Meta Begins Testing End-to-End Encryption For Individual Messenger Chats

Meta Begins Testing End-to-End Encryption For Individual Mes

Social media giant Meta announced on Thursday that it is adding individual Messenger chats to its end-to-end encryption test.

Meta announced that beginning this week, participants in the test will automatically have end-to-end encryption applied to their most frequent discussions.

The tech giant made its revelation a few days after it turned up a teen's private Facebook messages to police in a Nebraska case where she was accused of having an abortion.

Notably, Meta would not have been able to reveal this information if the messages had been end-to-end encrypted.

End-to-end encryption tools for Messenger were originally tested by Meta in 2016 for "private talks."
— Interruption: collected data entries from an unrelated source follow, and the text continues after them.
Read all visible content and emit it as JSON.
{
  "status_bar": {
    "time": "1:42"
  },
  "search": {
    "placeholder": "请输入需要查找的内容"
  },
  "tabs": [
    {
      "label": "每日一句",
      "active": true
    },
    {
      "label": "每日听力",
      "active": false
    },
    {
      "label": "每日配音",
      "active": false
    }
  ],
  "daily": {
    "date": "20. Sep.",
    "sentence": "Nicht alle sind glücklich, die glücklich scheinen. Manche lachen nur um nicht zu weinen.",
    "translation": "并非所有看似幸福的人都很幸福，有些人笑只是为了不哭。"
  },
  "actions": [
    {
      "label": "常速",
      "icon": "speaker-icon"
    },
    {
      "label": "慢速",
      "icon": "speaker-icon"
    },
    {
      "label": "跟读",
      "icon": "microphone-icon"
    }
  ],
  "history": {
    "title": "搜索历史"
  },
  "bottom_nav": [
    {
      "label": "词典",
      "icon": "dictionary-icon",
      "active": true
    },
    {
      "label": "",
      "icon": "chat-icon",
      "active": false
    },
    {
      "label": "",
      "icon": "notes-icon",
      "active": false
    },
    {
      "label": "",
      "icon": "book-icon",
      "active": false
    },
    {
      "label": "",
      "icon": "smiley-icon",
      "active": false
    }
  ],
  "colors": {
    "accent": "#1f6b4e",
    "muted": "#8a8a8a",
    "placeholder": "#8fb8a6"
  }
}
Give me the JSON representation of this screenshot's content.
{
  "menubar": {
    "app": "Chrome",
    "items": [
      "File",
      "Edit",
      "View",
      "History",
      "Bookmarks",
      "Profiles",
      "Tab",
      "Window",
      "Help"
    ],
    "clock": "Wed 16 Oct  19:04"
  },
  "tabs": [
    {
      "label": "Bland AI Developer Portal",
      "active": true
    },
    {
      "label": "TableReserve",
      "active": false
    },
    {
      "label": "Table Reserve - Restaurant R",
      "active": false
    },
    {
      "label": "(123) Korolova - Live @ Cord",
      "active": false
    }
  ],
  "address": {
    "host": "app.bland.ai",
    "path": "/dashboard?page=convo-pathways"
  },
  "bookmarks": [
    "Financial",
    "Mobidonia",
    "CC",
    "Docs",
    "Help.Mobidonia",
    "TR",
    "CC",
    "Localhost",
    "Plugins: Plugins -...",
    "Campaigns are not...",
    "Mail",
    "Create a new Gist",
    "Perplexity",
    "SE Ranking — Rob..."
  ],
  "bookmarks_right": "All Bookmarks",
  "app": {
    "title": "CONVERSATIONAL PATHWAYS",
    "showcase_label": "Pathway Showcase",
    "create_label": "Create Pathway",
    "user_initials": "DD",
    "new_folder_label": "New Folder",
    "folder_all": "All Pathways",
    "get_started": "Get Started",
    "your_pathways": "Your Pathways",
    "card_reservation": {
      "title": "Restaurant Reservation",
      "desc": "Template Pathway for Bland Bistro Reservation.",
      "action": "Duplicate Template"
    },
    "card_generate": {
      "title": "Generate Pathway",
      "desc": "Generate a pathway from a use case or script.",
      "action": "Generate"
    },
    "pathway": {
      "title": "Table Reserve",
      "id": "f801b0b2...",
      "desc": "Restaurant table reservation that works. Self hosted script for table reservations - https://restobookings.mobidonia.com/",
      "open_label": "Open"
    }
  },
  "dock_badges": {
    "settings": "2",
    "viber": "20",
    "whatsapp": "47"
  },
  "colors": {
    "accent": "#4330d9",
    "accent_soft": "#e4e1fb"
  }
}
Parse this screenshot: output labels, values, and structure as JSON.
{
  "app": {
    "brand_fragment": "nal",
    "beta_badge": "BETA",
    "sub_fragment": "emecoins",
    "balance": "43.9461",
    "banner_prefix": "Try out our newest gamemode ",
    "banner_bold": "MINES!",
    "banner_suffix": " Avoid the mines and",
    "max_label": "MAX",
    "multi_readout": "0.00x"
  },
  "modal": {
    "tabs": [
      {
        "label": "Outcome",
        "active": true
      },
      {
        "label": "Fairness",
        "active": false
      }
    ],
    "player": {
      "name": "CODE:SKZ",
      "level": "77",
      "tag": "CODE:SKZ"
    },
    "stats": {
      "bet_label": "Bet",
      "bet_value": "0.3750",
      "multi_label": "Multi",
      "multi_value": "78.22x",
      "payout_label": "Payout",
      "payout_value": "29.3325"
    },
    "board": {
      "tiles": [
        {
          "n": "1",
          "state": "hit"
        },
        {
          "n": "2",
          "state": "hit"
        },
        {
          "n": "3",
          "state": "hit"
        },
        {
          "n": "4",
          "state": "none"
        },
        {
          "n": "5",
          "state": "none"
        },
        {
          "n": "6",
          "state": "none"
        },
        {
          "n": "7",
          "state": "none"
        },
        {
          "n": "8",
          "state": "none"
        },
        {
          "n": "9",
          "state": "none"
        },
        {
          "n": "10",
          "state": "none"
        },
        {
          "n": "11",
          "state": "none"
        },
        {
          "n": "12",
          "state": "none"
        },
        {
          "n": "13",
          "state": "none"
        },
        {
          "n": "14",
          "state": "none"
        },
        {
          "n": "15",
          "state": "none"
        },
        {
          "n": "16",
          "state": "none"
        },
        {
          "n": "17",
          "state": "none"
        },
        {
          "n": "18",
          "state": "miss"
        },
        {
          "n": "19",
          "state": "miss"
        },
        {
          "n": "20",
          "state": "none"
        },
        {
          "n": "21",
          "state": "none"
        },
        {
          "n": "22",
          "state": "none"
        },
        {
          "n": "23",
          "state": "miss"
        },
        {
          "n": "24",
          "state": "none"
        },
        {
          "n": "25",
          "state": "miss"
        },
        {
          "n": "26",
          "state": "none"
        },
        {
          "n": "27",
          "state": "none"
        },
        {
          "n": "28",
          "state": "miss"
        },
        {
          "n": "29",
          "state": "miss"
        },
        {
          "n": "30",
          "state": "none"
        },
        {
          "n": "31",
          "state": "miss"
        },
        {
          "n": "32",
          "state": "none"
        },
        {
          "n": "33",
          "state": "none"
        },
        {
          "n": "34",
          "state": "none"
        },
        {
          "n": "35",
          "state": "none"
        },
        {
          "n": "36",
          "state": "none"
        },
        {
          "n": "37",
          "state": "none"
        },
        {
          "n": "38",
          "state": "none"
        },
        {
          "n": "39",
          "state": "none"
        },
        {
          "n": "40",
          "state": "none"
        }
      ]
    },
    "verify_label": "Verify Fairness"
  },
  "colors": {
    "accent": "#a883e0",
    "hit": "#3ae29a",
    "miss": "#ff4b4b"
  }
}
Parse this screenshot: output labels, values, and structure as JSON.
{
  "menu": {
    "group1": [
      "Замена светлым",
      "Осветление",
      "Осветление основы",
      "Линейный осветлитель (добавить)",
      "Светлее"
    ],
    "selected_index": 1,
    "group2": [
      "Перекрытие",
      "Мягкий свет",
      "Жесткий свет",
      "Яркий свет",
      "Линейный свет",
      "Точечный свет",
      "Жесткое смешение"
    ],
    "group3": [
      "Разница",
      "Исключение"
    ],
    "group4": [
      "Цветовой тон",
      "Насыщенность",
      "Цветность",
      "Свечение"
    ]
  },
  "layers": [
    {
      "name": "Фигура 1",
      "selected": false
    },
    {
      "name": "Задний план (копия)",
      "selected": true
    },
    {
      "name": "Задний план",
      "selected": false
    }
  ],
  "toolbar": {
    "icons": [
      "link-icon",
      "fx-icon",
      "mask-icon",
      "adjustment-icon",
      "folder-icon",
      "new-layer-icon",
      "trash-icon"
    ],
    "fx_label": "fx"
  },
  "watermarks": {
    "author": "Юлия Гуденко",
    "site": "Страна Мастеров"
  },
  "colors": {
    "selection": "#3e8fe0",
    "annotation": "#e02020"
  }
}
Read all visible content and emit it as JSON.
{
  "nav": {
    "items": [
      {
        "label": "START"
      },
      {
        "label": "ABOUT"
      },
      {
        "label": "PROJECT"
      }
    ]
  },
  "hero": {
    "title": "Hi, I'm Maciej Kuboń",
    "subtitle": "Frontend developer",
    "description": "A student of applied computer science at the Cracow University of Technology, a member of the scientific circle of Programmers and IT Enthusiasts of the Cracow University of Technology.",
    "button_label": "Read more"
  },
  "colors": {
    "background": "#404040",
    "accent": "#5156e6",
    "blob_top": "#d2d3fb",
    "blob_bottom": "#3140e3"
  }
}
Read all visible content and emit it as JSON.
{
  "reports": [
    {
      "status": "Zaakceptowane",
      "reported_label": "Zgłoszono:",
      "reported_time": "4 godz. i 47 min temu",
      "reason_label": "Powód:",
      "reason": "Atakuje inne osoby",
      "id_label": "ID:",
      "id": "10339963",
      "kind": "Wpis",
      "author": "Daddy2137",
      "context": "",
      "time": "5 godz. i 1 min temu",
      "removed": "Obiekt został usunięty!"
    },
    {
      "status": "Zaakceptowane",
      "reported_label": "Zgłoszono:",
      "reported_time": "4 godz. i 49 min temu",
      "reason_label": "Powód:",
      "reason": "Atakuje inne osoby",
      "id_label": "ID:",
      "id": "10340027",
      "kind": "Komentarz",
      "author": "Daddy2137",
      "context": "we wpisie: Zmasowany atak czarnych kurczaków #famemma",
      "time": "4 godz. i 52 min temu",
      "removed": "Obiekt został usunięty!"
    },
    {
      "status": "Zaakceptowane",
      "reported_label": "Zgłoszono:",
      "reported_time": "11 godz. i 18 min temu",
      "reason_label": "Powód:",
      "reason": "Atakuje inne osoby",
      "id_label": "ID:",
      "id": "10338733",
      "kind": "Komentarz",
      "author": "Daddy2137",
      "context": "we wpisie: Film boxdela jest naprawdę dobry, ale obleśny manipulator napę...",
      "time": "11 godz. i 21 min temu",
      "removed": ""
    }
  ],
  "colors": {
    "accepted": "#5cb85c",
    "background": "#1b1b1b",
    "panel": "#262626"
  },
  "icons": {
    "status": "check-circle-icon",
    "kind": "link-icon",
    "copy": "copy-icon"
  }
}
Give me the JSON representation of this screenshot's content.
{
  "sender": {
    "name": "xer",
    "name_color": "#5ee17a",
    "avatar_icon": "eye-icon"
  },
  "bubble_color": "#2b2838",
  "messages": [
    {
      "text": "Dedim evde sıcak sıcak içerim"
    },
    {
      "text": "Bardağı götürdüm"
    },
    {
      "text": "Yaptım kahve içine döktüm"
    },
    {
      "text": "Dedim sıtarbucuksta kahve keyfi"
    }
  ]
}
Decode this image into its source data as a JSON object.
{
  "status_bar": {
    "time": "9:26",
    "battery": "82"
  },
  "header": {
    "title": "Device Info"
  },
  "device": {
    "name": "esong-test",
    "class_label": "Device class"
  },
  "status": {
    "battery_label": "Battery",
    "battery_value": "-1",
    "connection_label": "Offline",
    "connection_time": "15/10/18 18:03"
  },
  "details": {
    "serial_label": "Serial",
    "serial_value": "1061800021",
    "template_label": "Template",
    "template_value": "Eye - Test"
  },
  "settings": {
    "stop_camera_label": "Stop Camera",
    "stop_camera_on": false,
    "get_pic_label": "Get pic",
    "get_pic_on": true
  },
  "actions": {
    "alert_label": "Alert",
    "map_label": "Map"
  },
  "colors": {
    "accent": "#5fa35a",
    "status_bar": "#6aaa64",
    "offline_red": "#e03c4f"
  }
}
In 2021, it expanded that protection to cover voice and video calls.

The company made end-to-end encryption the standard setting for Messenger group chats and calls in January.

Contrary to WhatsApp, Meta's other well-liked chat application, end-to-end encryption is not yet set as the default setting for all talks.

In addition, the business is testing the "secure storage" feature for iOS and Android's end-to-end encrypted talks.

By encrypting them with a PIN or code, users will be able to upload their Messenger backup on independent cloud services like iCloud or Google Drive.

Only end-to-end chats, such as group conversations, are now protected by Secure Storage on iOS and Android; non-encrypted chat and Messenger for the web and desktop are not included.

After receiving years of criticism, WhatsApp last year began providing encrypted backup to its 2 billion+ members.

Even though the chat software always provided end-to-end encryption protection for chats, its backups were not safeguarded, potentially allowing law enforcement access to all the data.

The end-to-end encryption test for Instagram DMs will soon be expanded, according to Meta. Instagram began experimenting with end-to-end encrypted communications through an opt-in feature last year.

The tool was first made available to all customers in Ukraine and Russia in February, according to the business.

The social media giant will soon enable users to unsend encrypted messages and sync deleted communications across devices in a different experiment.

By 2023, Meta plans to have end-to-end encryption protection enabled by default across all of its apps, according to a statement made last year.